When former Health Minister Gaétan Barrette appeared in the emergency room in 2014, the challenge was great.
More than one million patients spend an average of nearly 17 hours per year on a stretcher in the emergency room.
As the parliamentary leader of the Quebec Liberal Party (PLQ), André Fortin, reminds us, we set up, among other things, a network of superclinics throughout Quebec, which, in my region, provided emergency room relief..
The current government has chosen to stop this development of superclinicshe continued with a press scrum on Tuesday.
Four years later, in 2018, the average length of stay on a stretcher dropped below 14 hours.
Once in the saddle in 2019, the new CAQ government aims to reach another 12 hours 30 minutes in 2022 and 12 hours in 2023.
However, according to data made public by the Ministry of Health and Social Services (MSSS), the average length of stay on a stretcher in the Quebec emergency room increased last year by 51 minutes, to reach 16 hours. 45 minutes.
A level similar to 2014.
In addition, approximately twenty hospitals have an average length of stay on a stretcher of more than 20 hours.
Emergency room attendance rose last year after a dramatic decline in the first year of the pandemic to more than 3.3 million total visits, but this level remains 10% lower than before the pandemic.
In his plan to “restore” the health network over the next few years, the Minister of Health, Christian Dubé, provides a reduction of waiting time in the emergency room by adding hospital beds and better management of beds, especially by setting up command centers.
His Finance colleague, Eric Girard, allocated his budget $ 33.8 million in 2026-2027 [...] to increase fluidity in emergencies and hospitals.
According to the parliamentary leader of Québec solidaire, Gabriel Nadeau-Dubois, it’s systemic in the CAQ, they can’t deliver the goods when they promise the Quebecers that they will improve the health system.

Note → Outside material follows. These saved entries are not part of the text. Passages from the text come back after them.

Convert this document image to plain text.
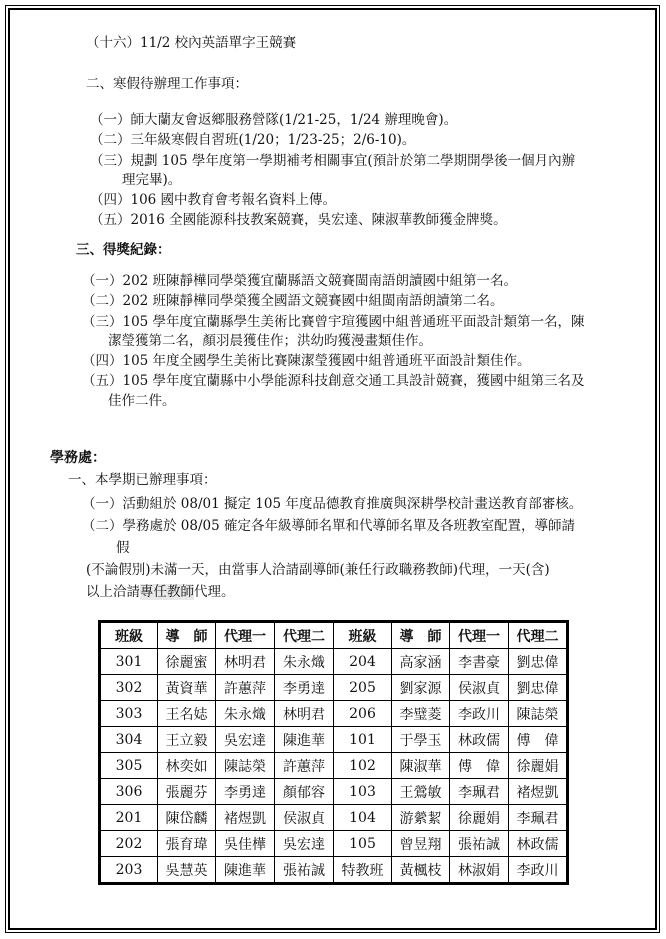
（十六）11/2 校內英語單字王競賽
二、寒假待辦理工作事項：
（一）師大蘭友會返鄉服務營隊(1/21-25，1/24 辦理晚會)。
（二）三年級寒假自習班(1/20；1/23-25；2/6-10)。
（三）規劃 105 學年度第一學期補考相關事宜(預計於第二學期開學後一個月內辦
理完畢)。
（四）106 國中教育會考報名資料上傳。
（五）2016 全國能源科技教案競賽，吳宏達、陳淑華教師獲金牌獎。
三、得獎紀錄：
（一）202 班陳靜樺同學榮獲宜蘭縣語文競賽閩南語朗讀國中組第一名。
（二）202 班陳靜樺同學榮獲全國語文競賽國中組閩南語朗讀第二名。
（三）105 學年度宜蘭縣學生美術比賽曾宇瑄獲國中組普通班平面設計類第一名，陳
潔瑩獲第二名，顏羽晨獲佳作；洪幼昀獲漫畫類佳作。
（四）105 年度全國學生美術比賽陳潔瑩獲國中組普通班平面設計類佳作。
（五）105 學年度宜蘭縣中小學能源科技創意交通工具設計競賽，獲國中組第三名及
佳作二件。
學務處：
一、本學期已辦理事項：
（一）活動組於 08/01 擬定 105 年度品德教育推廣與深耕學校計畫送教育部審核。
（二）學務處於 08/05 確定各年級導師名單和代導師名單及各班教室配置，導師請
假
(不論假別)未滿一天，由當事人洽請副導師(兼任行政職務教師)代理，一天(含)
以上洽請專任教師代理。
班級	導　師	代理一	代理二	班級	導　師	代理一	代理二
301	徐麗蜜	林明君	朱永熾	204	高家涵	李書豪	劉忠偉
302	黃資華	許蕙萍	李勇達	205	劉家源	侯淑貞	劉忠偉
303	王名娡	朱永熾	林明君	206	李璧菱	李政川	陳誌榮
304	王立毅	吳宏達	陳進華	101	于學玉	林政儒	傅　偉
305	林奕如	陳誌榮	許蕙萍	102	陳淑華	傅　偉	徐麗娟
306	張麗芬	李勇達	顏郁容	103	王鶯敏	李珮君	褚煜凱
201	陳岱麟	褚煜凱	侯淑貞	104	游縈絜	徐麗娟	李珮君
202	張育瑋	吳佳樺	吳宏達	105	曾昱翔	張祐誠	林政儒
203	吳慧英	陳進華	張祐誠	特教班	黃楓枝	林淑娟	李政川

There are small solutions we can apply here and there to improve things or to despair [...] but the horse medicine our system needs is change in prevention so that people don’t get sickhe continued.

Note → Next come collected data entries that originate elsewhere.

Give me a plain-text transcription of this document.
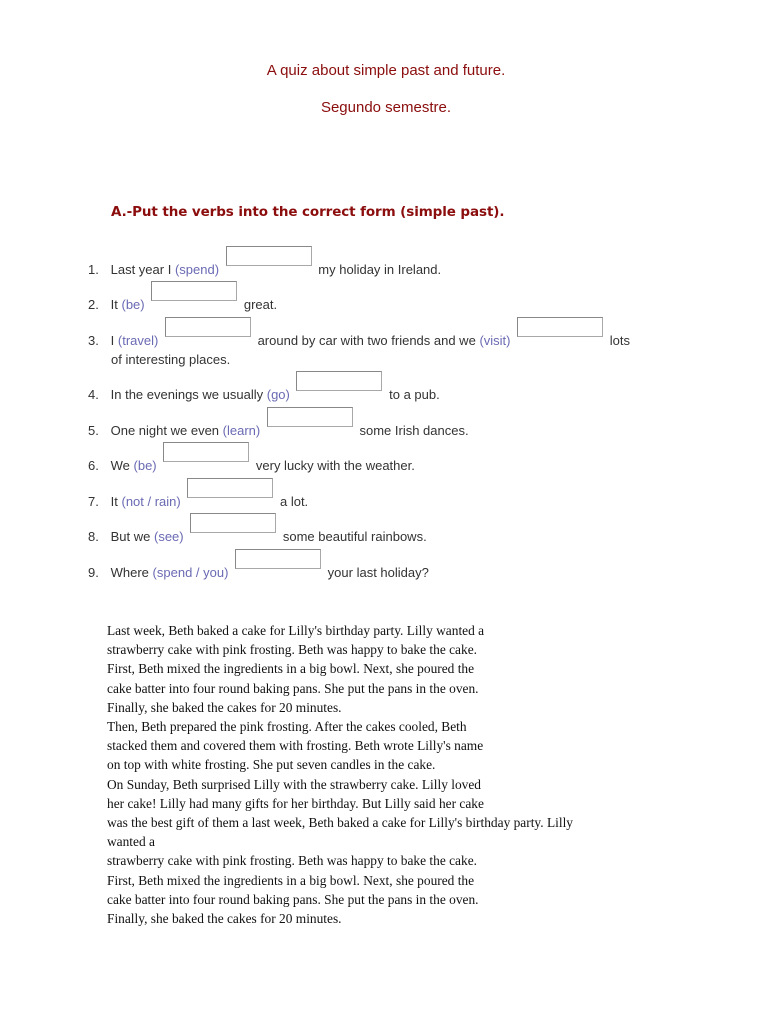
A quiz about simple past and future.
Segundo semestre.
A.-Put the verbs into the correct form (simple past).
1. Last year I (spend)	my holiday in Ireland.
2. It (be)	great.
3. I (travel)	around by car with two friends and we (visit)	lots
of interesting places.
4. In the evenings we usually (go)	to a pub.
5. One night we even (learn)	some Irish dances.
6. We (be)	very lucky with the weather.
7. It (not / rain)	a lot.
8. But we (see)	some beautiful rainbows.
9. Where (spend / you)	your last holiday?
Last week, Beth baked a cake for Lilly's birthday party. Lilly wanted a
strawberry cake with pink frosting. Beth was happy to bake the cake.
First, Beth mixed the ingredients in a big bowl. Next, she poured the
cake batter into four round baking pans. She put the pans in the oven.
Finally, she baked the cakes for 20 minutes.
Then, Beth prepared the pink frosting. After the cakes cooled, Beth
stacked them and covered them with frosting. Beth wrote Lilly's name
on top with white frosting. She put seven candles in the cake.
On Sunday, Beth surprised Lilly with the strawberry cake. Lilly loved
her cake! Lilly had many gifts for her birthday. But Lilly said her cake
was the best gift of them a last week, Beth baked a cake for Lilly's birthday party. Lilly
wanted a
strawberry cake with pink frosting. Beth was happy to bake the cake.
First, Beth mixed the ingredients in a big bowl. Next, she poured the
cake batter into four round baking pans. She put the pans in the oven.
Finally, she baked the cakes for 20 minutes.
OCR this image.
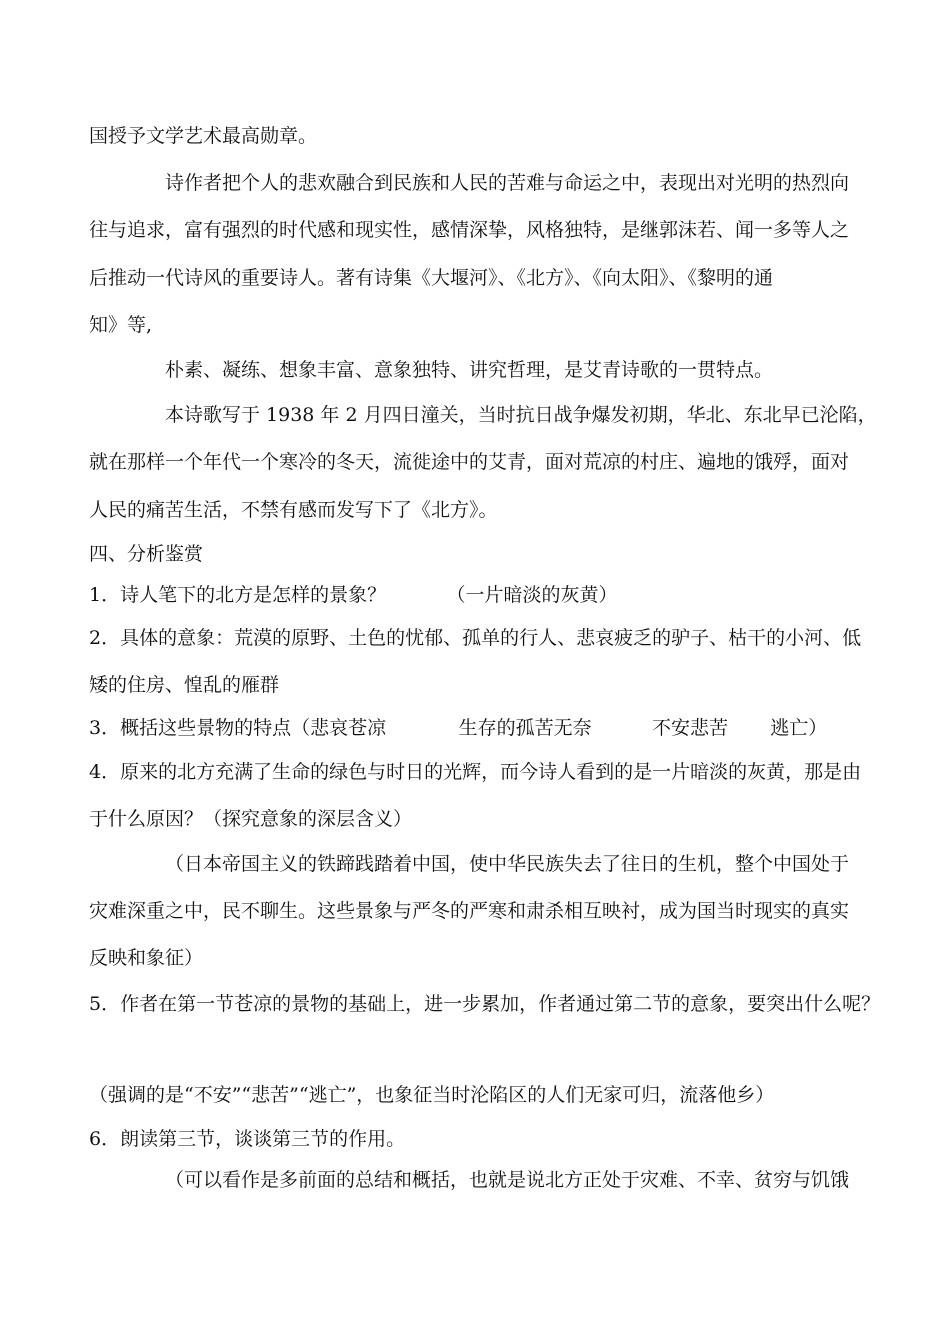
国授予文学艺术最高勋章。
诗作者把个人的悲欢融合到民族和人民的苦难与命运之中，表现出对光明的热烈向
往与追求，富有强烈的时代感和现实性，感情深挚，风格独特，是继郭沫若、闻一多等人之
后推动一代诗风的重要诗人。著有诗集《大堰河》、《北方》、《向太阳》、《黎明的通
知》等,
朴素、凝练、想象丰富、意象独特、讲究哲理，是艾青诗歌的一贯特点。
本诗歌写于 1938 年 2 月四日潼关，当时抗日战争爆发初期，华北、东北早已沦陷，
就在那样一个年代一个寒冷的冬天，流徙途中的艾青，面对荒凉的村庄、遍地的饿殍，面对
人民的痛苦生活，不禁有感而发写下了《北方》。
四、分析鉴赏
1．诗人笔下的北方是怎样的景象？          （一片暗淡的灰黄）
2．具体的意象：荒漠的原野、土色的忧郁、孤单的行人、悲哀疲乏的驴子、枯干的小河、低
矮的住房、惶乱的雁群
3．概括这些景物的特点（悲哀苍凉            生存的孤苦无奈          不安悲苦       逃亡）
4．原来的北方充满了生命的绿色与时日的光辉，而今诗人看到的是一片暗淡的灰黄，那是由
于什么原因？（探究意象的深层含义）
（日本帝国主义的铁蹄践踏着中国，使中华民族失去了往日的生机，整个中国处于
灾难深重之中，民不聊生。这些景象与严冬的严寒和肃杀相互映衬，成为国当时现实的真实
反映和象征）
5．作者在第一节苍凉的景物的基础上，进一步累加，作者通过第二节的意象，要突出什么呢？
（强调的是“不安”“悲苦”“逃亡”，也象征当时沦陷区的人们无家可归，流落他乡）
6．朗读第三节，谈谈第三节的作用。
（可以看作是多前面的总结和概括，也就是说北方正处于灾难、不幸、贫穷与饥饿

According to Dr. Judy Morris, president of the Quebec Association of Emergency Physicians, we knew we lacked beds, we lacked staff; COVID exacerbated this situation, it exposed this problem more quickly, but, yes, there were problems at the management level.
In the opinion of Dereck Cyr, interim president of the Union of Nurses, Respiratory Therapists and Auxiliary Nurses of Laval (SIIIAL-CSQ), it is necessary to take patients on the stretcher who are in the emergency room and must be hospitalized.
Of the 72 patients in the Cité-de-la-Santé emergency room, about twenty are waiting to climb to the top for the hospital, due to staff shortages.he explains.